Response Paper Two

Freud’s theory of the child’s game of “disappearance and return”, also known as “fort da”, is similar to Freud’s theory of pleasure and pain. The game is played with a wooden reel with a piece of string attached to it in which the child would throw away and reel it back in.  The game is basically a replay of the child’s experience when his mother goes away and returns to him. During the period in which the mother is away from the child, the child is in an unpleasant state of tension. He is in pain being away from his mother even though he never cried. When the mother returns to his side, the child is relaxed from this tension and pain therefore feeling pleasure. When the child retrieves the wooden reel with the piece of string, he is reminiscing the pleasure he gets when his mother returns by his side. However, in order to obtain this pleasure, he has to go through a painful process of throwing the wooden reel away, which is when his mother leaves him. Also, by playing this game, the child is trying to reduce the pain he feels when his mother leaves him. In the game, he is in control of the toy and he can either throw it away or take it back.

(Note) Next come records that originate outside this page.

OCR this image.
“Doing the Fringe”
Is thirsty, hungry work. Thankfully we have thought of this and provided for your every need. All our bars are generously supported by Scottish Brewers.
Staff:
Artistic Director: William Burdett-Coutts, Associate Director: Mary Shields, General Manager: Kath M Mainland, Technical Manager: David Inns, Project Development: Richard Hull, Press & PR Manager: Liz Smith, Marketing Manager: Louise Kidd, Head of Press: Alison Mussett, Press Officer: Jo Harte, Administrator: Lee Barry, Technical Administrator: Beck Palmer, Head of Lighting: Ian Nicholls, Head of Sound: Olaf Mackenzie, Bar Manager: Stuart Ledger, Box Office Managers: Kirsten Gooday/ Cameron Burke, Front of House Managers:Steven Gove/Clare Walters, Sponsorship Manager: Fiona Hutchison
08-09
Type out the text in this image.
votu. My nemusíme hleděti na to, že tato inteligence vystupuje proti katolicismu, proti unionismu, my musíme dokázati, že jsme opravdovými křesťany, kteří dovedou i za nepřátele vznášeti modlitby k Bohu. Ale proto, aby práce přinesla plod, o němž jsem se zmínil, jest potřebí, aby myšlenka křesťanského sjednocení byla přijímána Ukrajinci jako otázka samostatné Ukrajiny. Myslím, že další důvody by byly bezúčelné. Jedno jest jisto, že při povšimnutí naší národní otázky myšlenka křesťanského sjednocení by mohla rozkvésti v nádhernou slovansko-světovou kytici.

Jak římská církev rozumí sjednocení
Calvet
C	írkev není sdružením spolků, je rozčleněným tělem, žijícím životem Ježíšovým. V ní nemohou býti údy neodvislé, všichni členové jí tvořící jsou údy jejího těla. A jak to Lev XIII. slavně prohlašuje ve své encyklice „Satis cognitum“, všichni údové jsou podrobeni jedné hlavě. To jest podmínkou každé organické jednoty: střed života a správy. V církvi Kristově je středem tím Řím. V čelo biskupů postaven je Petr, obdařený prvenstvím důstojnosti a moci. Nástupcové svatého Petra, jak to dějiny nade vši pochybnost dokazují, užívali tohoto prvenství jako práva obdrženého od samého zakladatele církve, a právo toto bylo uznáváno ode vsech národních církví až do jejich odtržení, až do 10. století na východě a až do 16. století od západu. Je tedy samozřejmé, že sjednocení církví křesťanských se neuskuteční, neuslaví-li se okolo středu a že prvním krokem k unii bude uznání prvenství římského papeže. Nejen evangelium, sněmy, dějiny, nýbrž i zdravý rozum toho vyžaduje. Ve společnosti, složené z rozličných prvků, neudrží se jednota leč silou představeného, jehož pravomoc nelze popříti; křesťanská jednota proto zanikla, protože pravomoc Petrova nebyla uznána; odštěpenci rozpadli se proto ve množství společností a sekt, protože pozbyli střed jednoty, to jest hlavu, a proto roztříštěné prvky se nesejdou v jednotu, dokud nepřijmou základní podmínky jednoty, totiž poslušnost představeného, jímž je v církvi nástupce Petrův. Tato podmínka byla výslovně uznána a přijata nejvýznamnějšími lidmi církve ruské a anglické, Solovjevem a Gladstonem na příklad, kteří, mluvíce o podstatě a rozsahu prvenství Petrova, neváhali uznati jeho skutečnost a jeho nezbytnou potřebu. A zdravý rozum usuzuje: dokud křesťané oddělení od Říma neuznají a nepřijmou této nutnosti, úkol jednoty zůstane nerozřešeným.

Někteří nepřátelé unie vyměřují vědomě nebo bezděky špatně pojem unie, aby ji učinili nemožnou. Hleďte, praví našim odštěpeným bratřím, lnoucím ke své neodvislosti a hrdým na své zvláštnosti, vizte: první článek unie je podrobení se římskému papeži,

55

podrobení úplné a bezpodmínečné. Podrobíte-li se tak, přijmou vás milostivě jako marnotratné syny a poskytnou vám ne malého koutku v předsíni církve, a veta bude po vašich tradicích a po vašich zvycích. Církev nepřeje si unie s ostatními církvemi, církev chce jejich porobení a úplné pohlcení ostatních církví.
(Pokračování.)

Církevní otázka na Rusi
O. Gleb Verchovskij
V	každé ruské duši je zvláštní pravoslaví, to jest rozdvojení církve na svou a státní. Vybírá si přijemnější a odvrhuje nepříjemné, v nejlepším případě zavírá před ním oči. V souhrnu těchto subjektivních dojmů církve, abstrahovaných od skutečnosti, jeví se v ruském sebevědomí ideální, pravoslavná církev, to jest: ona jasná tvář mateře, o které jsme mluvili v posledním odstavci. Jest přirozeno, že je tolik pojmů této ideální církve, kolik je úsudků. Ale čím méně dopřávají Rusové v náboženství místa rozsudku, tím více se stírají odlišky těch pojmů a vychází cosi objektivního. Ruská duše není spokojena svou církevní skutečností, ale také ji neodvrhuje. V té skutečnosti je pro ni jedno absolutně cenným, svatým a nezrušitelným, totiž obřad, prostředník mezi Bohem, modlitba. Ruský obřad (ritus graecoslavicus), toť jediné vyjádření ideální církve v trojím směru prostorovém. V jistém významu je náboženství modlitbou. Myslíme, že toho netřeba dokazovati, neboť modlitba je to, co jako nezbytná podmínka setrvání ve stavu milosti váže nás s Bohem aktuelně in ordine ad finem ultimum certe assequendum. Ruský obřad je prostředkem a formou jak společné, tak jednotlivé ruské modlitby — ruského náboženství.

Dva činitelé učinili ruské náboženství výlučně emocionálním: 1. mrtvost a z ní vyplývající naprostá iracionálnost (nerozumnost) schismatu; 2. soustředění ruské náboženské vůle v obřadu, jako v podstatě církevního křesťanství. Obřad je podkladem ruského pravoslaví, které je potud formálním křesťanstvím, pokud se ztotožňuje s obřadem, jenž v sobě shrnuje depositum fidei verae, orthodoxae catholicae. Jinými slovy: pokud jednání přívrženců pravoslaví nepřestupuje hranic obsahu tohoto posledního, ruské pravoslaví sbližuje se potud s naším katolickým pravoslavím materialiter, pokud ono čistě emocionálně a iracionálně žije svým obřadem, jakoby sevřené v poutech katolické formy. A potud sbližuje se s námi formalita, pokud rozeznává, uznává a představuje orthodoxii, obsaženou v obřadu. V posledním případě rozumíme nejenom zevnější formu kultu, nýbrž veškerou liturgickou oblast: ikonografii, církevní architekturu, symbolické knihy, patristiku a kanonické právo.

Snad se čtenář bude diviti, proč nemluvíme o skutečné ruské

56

Plato’s Allegory of the Cave is slightly similar to the child’s game “fort da”. In the Allegory of the cave, the prisoners are in an unpleasant state in which the only things that they see are shadows. When they are taken out of the cave, they are pleased to see the reality of things and what the shadows really are. After experiencing what the real world is like outside the cave, they return back to the cave and try to reproduce the same experience by teaching the other prisoners about what they saw. By trying to teach the other prisoners about the outside world, the prisoner is sharing his pleasure to the outside world. The prisoner can only appreciate the real world after staying in the cave for a very long time. When the prisoner is trapped inside the cave, it is similar to when the child is in pain away from the mother. When the child is reunited with the mother he is happy just like when the prisoner is finally released from the cave and enters the outside world.

I think that both the child’s game of “fort da” and Plato’s Allegory of the Cave can be related to happiness. The pleasure the child feels when he is reunited with his mother and the toy is a sense of happiness. By throwing the toy away and retrieving it, he is trying to remember those feelings. When the prisoner is forced outside the cave and brought to the outside world, he has, in a sense, gained happiness because he is able to determine what the true form of the shadows are. To the child, happiness is being reunited with his mother and to the prisoner, happiness is experiencing and knowing the true forms of things. The child is recreating the happiness he felt when his mother return by playing this game. The prisoners is recreating the happiness and pleasure of the outside world by teaching the others about it.